1.       Commentary: “and laid them upon two of his servants” = Firstly, it is hard to believe that all the twos, i.e., “two talents, two changes, two servants, two mules” do not have significance; however, I know not what significance. Secondly, it is interesting to note that the soil of Israel intended by Naaman for a worship function is borne to Syria by two sterile mules, while the treasures of Syria intended by Naaman for religious sacrifice (to Elisha, a type of God) are borne to Israel by two fertile servants, who, not incidentally, were born again in type with “all his company” (2 Ki 5:15).

(2 Ki 5:24-27)  And when he came to the tower [of Gehazi’s pride], he took them from their hand, and bestowed them in the house: and he let the men go [Gehazi had controlled these two godly born again men for his own illicit purposes; he had deceived them], and they departed. But he went in [proud of himself that he had accomplished his objective and become rich, although he had done so by deception, being a liar and a thief], and stood before his master [like Judas Iscariot who innocently supped with his master]. And Elisha said unto him, Whence comest thou, Gehazi? And he said, Thy servant went no whither [Gehazi’s second lie, and this directly to Elisha who is a type of God]. And he [Elisha] said unto him, Went not mine heart with thee, when the man turned again from his chariot to meet thee? [Herein Elisha manifests a gift of the Holy Spirit, “the word of knowledge” 1 Cor 12:8] Is it a time to receive money, and to receive garments, and oliveyards, and vineyards, and sheep, and oxen, and menservants, and maidservants? [a reference to when believing Christians shall receive all the goods of this world] The leprosy therefore of Naaman shall cleave unto thee, and unto thy seed for ever. And he went out from his presence a leper as white as snow [i.e., complete].
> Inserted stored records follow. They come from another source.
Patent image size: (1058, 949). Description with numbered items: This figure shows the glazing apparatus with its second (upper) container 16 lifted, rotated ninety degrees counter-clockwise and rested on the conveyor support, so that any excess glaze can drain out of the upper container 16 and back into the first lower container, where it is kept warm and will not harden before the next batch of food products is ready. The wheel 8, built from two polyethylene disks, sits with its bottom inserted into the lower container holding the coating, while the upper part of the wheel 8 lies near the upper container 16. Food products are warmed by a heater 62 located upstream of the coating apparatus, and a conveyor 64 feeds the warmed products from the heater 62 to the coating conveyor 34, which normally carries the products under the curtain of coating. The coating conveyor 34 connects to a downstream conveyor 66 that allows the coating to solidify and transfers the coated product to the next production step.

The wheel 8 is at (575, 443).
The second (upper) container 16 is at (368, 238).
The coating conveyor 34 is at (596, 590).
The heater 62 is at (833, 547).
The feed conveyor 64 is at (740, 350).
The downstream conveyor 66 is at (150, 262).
1.       tower = Heb: fortress: fort, strong hold /// to swell; fig. be elated: be lifted up.

2.       Commentary: “and they departed” = This was the risky segment of Gehazi’s scheme, for the two servants of Naaman might have been observed by others of Elisha’s company.

3.       Commentary: “for ever” One-dimensional: your sin hath damned you and your seed forever. Multi-dimensional: you were born a tare not written in the Lamb’s Book of Life from the foundation of the world and shall die a tare, and your children shall be tares after your kind.

4.       Commentary: Tares never become wheat, nor do wheat ever become tares.